Advanced. Bridges probability theory and deep learning in a beautiful way.

The two processes

Forward (fixed): q(xₜ | x₀) = N(√ᾱₜ x₀, (1 − ᾱₜ) I) — add Gaussian noise over T steps.
Reverse (learned): a U-Net εθ(xₜ, t) predicts the noise that was added.

Training objective

# Simple MSE on predicted noise (Ho et al. 2020)
t = torch.randint(0, T, (B,))
noise = torch.randn_like(x0)
xt = sqrt_alpha_bar[t] * x0 + sqrt_one_minus_alpha_bar[t] * noise
loss = F.mse_loss(model(xt, t), noise)

Milestones

Schedule. Implement linear or cosine β schedule, precompute αₜ and ᾱₜ.
U-Net. Down/up blocks with residual connections, group norm, sinusoidal time embeddings injected into each block.
Training. Random t per sample, EMA of model weights (decay 0.999) for sampling.
Sampling. Implement DDPM ancestral sampler (T=1000 steps) and DDIM (50 steps).
Eval.
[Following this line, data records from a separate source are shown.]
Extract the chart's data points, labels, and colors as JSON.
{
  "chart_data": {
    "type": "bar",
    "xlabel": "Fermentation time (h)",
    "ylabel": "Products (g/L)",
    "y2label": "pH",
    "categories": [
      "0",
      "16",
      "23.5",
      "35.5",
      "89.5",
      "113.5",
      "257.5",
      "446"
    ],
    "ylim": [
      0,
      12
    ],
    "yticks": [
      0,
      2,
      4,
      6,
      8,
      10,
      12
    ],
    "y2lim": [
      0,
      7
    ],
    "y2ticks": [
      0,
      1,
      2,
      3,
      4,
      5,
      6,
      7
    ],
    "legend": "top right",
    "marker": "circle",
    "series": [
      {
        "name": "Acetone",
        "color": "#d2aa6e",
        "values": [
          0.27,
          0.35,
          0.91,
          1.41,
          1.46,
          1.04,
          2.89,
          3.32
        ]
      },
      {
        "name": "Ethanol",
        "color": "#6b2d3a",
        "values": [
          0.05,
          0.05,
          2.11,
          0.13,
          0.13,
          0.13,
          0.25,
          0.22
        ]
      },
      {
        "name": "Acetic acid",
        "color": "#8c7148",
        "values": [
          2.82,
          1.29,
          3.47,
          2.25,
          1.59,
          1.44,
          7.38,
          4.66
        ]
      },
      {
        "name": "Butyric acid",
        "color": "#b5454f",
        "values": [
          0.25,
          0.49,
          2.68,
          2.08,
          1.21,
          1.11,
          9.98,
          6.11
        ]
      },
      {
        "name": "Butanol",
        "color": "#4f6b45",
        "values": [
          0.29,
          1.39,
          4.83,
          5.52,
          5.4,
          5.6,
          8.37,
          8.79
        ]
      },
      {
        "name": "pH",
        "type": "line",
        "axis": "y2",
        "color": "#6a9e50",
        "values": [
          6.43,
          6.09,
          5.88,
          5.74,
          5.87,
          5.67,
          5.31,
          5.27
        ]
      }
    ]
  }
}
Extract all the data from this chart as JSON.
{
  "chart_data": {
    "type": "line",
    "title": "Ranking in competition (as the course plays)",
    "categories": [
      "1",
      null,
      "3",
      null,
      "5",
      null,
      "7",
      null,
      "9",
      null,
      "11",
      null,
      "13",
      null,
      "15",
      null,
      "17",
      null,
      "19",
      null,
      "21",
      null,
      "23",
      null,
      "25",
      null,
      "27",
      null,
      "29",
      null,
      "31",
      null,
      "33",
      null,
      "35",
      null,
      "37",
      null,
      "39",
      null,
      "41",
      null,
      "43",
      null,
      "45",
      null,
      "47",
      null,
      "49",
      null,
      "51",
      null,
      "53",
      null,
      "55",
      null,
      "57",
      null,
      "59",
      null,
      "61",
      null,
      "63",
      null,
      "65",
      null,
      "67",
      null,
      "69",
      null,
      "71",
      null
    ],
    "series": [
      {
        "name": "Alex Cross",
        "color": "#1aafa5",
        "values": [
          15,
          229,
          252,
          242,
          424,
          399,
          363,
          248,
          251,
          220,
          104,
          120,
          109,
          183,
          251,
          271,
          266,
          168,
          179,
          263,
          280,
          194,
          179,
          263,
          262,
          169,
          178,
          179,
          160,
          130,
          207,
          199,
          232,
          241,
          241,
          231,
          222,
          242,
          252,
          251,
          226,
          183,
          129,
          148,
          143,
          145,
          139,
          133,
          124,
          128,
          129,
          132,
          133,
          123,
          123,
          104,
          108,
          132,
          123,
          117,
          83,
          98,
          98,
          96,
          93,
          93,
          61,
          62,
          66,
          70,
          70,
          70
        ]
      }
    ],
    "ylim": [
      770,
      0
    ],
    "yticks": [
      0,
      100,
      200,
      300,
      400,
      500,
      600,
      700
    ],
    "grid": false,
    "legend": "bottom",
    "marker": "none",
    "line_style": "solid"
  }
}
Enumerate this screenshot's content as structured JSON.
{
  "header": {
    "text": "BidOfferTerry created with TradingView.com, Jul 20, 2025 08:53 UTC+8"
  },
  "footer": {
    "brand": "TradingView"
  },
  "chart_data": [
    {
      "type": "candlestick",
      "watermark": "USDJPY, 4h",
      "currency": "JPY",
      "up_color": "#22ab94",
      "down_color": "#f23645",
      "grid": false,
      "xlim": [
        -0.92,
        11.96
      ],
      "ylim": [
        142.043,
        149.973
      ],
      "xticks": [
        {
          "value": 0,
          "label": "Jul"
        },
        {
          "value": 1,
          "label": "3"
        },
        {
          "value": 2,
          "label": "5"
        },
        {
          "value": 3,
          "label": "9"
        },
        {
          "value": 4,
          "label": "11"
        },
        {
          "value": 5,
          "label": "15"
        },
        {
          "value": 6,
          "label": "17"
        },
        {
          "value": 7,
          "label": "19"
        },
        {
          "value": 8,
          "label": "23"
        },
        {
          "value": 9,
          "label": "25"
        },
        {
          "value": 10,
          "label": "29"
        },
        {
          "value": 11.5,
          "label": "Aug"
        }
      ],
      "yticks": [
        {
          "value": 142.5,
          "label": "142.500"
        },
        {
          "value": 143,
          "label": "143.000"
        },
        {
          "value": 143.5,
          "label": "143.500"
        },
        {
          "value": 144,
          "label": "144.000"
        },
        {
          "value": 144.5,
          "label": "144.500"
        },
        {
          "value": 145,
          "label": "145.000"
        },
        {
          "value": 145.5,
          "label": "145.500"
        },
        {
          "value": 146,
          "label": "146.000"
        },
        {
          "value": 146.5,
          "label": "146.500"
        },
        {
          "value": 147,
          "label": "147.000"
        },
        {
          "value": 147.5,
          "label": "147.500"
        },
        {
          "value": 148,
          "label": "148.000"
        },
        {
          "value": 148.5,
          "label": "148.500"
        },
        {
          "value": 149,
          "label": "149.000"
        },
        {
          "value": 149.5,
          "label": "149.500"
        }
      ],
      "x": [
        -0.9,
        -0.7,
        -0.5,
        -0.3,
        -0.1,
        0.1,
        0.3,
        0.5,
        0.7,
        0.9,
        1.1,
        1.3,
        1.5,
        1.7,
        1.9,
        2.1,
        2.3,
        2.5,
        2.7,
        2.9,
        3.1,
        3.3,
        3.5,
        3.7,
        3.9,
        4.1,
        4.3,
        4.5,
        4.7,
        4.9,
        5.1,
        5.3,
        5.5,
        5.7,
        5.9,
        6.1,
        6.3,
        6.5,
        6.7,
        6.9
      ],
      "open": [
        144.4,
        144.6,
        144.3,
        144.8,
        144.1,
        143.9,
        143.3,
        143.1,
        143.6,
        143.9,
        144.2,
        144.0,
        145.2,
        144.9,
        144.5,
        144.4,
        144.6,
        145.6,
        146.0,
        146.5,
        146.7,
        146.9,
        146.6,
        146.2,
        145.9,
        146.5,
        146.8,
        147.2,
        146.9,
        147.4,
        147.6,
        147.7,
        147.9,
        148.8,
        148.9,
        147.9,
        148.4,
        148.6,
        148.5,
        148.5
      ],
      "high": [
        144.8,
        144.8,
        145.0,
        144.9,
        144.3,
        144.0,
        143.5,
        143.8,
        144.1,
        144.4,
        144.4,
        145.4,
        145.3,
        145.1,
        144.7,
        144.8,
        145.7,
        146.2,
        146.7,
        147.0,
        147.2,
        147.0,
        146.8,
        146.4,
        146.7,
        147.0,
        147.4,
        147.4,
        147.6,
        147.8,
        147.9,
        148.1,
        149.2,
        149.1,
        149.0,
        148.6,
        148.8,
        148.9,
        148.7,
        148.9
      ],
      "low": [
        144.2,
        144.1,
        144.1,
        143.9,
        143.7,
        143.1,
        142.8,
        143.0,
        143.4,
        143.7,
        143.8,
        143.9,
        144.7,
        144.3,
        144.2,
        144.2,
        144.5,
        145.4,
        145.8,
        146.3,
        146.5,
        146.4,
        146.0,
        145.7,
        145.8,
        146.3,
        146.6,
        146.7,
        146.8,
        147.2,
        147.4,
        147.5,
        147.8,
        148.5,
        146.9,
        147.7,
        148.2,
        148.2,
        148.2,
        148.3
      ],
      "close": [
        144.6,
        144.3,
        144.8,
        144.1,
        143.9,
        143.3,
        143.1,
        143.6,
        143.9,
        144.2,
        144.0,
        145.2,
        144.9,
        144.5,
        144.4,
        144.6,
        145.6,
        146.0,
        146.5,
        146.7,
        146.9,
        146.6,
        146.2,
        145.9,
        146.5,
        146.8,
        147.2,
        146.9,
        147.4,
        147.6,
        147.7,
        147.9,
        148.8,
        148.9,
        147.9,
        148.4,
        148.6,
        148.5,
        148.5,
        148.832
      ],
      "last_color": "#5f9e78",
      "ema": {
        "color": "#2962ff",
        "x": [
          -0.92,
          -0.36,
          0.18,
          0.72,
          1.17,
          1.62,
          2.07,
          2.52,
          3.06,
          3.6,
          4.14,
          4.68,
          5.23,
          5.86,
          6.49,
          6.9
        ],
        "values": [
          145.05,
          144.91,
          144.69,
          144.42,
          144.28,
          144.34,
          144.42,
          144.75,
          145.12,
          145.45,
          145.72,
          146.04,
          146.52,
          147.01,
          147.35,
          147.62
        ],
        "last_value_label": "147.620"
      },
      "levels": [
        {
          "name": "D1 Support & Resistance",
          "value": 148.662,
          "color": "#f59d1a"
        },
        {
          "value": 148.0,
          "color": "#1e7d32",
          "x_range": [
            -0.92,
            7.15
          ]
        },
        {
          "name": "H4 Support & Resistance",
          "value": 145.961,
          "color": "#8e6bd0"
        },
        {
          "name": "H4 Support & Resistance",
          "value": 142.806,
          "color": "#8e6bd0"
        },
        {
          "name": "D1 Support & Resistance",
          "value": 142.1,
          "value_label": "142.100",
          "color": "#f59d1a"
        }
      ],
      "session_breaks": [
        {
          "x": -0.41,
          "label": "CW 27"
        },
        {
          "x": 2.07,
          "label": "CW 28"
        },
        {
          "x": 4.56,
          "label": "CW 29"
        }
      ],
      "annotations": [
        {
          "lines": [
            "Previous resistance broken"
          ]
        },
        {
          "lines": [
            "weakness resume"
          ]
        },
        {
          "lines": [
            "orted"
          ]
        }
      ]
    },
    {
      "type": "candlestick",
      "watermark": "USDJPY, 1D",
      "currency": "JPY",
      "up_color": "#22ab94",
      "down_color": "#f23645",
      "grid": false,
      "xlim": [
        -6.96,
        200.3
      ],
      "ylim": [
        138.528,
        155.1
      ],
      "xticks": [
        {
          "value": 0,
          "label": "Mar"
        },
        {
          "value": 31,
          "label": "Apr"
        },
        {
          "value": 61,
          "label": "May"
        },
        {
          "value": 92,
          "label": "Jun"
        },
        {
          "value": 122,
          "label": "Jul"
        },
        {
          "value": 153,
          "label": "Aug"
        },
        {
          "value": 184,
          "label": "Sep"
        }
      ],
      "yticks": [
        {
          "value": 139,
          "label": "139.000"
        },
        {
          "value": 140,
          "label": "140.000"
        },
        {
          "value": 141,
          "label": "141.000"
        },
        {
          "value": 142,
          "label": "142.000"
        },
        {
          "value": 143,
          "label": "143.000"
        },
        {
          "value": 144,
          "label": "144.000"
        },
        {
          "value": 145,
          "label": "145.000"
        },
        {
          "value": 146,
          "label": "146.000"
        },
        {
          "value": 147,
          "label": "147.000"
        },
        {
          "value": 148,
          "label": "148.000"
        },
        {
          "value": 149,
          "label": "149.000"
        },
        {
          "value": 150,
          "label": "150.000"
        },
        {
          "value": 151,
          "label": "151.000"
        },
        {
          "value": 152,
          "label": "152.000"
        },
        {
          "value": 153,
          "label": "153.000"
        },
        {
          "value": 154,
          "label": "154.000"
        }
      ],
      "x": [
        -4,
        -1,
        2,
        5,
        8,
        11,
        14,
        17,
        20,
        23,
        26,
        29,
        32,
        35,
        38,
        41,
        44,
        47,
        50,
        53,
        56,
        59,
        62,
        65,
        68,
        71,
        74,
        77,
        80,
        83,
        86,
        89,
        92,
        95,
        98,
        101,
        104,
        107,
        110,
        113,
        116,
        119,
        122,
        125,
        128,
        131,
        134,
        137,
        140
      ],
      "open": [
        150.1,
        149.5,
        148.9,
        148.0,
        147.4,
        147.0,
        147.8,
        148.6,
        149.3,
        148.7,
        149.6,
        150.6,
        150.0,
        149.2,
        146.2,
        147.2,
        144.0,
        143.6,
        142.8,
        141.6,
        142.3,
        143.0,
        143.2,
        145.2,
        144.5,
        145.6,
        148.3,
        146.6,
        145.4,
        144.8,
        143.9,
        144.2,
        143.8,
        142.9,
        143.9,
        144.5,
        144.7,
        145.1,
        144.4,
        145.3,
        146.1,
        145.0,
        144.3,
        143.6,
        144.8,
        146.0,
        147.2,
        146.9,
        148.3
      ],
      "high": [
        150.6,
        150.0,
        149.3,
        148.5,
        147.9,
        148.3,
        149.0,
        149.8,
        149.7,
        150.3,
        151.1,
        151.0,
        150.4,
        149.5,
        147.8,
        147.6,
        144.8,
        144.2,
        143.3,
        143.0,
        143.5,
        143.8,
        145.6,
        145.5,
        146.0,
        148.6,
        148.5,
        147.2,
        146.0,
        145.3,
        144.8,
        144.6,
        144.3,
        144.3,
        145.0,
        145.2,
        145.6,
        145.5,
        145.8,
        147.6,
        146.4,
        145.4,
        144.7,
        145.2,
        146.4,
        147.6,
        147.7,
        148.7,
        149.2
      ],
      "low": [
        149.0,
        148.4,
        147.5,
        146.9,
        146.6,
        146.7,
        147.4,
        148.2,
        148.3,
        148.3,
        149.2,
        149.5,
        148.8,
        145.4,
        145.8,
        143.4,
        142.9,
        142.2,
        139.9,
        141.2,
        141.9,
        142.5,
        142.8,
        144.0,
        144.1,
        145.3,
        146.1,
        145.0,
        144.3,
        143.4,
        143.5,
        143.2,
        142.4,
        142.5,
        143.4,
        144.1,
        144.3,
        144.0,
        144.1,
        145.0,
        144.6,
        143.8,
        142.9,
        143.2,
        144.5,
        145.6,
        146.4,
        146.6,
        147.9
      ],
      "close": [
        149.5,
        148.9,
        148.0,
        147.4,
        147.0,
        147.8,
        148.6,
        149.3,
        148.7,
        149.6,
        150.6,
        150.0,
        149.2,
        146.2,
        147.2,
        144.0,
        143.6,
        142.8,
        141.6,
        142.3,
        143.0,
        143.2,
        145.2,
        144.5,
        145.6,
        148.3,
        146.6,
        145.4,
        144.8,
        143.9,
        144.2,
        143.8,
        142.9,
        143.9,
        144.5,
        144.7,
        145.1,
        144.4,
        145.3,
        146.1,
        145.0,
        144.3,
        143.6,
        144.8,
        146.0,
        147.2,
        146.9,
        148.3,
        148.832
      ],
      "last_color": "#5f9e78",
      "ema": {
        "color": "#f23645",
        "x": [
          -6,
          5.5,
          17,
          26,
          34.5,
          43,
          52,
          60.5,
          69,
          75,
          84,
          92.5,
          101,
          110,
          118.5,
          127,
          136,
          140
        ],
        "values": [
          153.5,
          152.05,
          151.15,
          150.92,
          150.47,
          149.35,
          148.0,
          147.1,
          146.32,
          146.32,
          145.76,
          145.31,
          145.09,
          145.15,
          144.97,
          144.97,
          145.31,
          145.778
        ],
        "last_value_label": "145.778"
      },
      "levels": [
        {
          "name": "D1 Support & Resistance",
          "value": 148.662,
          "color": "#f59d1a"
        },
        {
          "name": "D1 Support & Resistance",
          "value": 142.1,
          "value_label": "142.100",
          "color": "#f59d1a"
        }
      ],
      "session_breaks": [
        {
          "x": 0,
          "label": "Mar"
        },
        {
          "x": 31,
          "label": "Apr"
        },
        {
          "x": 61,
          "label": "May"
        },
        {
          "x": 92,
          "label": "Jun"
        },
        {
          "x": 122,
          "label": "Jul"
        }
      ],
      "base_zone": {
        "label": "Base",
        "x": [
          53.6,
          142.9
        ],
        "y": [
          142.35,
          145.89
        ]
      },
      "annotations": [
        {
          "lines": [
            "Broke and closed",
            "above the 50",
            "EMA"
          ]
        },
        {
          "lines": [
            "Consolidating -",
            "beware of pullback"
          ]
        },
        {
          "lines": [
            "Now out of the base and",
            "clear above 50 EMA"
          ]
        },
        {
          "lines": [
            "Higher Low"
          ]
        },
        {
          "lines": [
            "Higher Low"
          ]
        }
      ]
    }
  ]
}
Visual quality + FID on a held-out set.

Sinusoidal time embedding

def time_embed(t, dim):
    half = dim // 2
    freqs = torch.exp(-math.log(10000) * torch.arange(half) / half).to(t)
    args = t[:, None].float() * freqs[None]
    return torch.cat([args.sin(), args.cos()], dim=-1)

Stretch goals

Classifier-free guidance with a class-conditional U-Net
Latent diffusion — train a small VAE first, diffuse in latent space
Text conditioning via a frozen CLIP text encoder + cross-attention
v-prediction parameterization (used in Stable Diffusion 2)